Because it costs them money to stream, so it’s in their interest to make sure you don’t just queue up a bunch of stuff and fall asleep.
Not really any different than just leaving the TV on if that’s what you mean.
For broadcast television, especially over the air, there’s no additional load on the provider side for broadcasting to 1 or 1 million people. The TV consumers never have to communicate back to the broadcaster, and this is very efficient from a bandwidth perspective. It’s somewhat similar for cable in most provider situations, the video is broadcast over a wire rather than over the air.

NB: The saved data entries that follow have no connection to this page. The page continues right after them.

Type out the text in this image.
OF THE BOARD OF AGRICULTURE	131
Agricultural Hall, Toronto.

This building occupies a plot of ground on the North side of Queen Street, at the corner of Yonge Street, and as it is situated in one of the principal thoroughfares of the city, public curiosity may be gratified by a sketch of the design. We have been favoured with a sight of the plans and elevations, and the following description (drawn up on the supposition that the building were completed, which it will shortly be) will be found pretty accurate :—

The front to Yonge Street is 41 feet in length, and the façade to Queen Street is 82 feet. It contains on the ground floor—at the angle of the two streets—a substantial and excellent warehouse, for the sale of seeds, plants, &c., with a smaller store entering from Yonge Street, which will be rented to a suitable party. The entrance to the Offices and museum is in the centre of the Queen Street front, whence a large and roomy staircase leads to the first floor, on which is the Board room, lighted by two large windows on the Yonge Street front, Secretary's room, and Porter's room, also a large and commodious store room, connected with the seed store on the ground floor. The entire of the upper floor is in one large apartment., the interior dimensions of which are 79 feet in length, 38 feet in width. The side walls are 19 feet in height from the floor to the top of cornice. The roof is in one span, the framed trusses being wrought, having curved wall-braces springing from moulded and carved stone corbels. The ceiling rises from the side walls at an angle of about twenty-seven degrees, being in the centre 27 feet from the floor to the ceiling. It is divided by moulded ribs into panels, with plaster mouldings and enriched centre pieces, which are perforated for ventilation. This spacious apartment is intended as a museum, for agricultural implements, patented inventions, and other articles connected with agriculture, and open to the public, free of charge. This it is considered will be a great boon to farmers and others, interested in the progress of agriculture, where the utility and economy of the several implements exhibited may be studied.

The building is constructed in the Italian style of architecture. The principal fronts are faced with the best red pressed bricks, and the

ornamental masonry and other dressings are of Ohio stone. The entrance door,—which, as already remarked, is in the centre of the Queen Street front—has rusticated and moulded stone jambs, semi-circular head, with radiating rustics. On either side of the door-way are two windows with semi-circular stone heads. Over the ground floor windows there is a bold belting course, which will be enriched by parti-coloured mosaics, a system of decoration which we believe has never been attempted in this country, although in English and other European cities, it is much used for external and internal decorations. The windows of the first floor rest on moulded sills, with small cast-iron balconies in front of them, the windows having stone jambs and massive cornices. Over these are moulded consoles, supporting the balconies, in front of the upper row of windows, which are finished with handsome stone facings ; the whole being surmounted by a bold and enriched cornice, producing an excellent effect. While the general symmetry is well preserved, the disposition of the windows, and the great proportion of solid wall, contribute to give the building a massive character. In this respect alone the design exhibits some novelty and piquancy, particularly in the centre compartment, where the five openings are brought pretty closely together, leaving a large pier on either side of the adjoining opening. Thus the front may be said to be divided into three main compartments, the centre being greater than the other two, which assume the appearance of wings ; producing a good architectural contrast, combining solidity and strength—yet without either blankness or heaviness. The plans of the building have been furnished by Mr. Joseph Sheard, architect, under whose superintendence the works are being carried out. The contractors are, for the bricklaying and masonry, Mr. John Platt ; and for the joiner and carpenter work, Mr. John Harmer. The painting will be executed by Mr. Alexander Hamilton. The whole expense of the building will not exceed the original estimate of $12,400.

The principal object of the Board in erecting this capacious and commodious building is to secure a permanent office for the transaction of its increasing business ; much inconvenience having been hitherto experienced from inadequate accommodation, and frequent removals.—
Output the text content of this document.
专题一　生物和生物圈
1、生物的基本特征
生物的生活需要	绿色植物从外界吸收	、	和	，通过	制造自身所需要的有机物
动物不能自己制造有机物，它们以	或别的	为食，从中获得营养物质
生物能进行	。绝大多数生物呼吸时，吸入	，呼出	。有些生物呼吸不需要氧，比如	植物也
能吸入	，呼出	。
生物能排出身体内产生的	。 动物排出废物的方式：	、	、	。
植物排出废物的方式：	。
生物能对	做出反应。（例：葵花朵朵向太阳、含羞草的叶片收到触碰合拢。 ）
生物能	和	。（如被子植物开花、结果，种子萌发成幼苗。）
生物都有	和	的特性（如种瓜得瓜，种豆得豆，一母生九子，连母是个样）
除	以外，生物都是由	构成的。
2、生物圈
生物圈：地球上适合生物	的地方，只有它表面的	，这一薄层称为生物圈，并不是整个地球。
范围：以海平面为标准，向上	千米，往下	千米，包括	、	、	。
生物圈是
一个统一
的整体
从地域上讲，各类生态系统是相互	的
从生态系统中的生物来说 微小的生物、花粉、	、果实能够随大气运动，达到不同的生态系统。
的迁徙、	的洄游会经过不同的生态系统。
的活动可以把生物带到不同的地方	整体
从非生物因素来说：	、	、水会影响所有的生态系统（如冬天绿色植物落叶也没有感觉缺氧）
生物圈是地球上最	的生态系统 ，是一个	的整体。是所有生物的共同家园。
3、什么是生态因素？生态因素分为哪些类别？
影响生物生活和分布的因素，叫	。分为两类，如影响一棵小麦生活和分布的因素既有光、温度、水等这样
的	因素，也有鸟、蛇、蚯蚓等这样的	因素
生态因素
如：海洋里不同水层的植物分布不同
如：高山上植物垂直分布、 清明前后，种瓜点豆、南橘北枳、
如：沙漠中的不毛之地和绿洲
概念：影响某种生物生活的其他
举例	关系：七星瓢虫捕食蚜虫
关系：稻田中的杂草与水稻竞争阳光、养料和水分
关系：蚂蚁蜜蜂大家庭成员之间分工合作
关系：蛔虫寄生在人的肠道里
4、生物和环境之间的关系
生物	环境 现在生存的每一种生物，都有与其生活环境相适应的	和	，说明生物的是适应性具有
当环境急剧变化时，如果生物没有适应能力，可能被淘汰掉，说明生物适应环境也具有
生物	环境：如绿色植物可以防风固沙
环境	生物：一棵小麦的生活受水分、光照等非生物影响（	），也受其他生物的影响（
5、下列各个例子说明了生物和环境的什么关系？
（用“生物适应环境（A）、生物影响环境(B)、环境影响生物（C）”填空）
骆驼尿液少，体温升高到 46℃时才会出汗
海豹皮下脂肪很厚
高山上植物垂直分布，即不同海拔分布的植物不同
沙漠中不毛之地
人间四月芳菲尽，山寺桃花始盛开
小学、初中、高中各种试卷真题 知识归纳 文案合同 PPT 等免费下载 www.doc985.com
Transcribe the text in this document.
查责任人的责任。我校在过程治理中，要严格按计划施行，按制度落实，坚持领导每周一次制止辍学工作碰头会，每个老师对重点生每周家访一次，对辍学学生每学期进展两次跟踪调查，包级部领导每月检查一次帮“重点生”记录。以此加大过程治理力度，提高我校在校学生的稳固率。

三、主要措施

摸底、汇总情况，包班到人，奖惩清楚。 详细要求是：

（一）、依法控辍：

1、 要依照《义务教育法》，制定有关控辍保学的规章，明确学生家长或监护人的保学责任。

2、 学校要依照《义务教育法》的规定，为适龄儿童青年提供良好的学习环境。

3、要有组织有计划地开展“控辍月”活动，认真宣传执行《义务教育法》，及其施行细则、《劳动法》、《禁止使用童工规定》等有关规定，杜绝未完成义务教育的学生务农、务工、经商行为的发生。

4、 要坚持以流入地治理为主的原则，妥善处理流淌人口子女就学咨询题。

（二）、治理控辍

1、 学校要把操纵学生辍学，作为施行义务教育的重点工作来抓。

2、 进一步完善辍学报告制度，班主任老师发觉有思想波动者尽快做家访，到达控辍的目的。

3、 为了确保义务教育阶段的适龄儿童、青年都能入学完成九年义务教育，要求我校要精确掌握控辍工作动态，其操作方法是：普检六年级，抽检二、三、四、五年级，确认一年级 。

With streaming, each stream has to negotiate with a server to access the stream and the server serves the content to that consumer. This scales as there are more consumers, and the load on the provider increases. Caching layers and CDNs exist to distribute this load, and that is expensive. This is why streaming providers have a “Are you still watching” prompt if they think you’ve stopped watching, since it costs lots to serve the content.
Bamboo answered more thoroughly, but shorthand: streaming and broadcast are fundamentally different.
A simple comparison would be an advertisement on a billboard vs advertisement via junk mail. Fixed cost vs per-person cost.
Because dish and cable still operate in the same way they have for 70 years and a lot of people like it that way. They like that their favorite show comes on at 6pm every Thursday and dish/cable see no reason to offer anything different. It does cost money to create and maintain a system for you to do that and the people who still use dish/cable would most likely not use it.
Unless there have been some changes, dish technology hasn’t changed a lot in 30 years because it costs a lot of money to send up new satellites. For the most part the business for cable hasn’t changed a lot because cable just provides the service not the content.
Streaming on the other hand could do this easily and I think Amazon or Netflix experimented with it but no one really used it.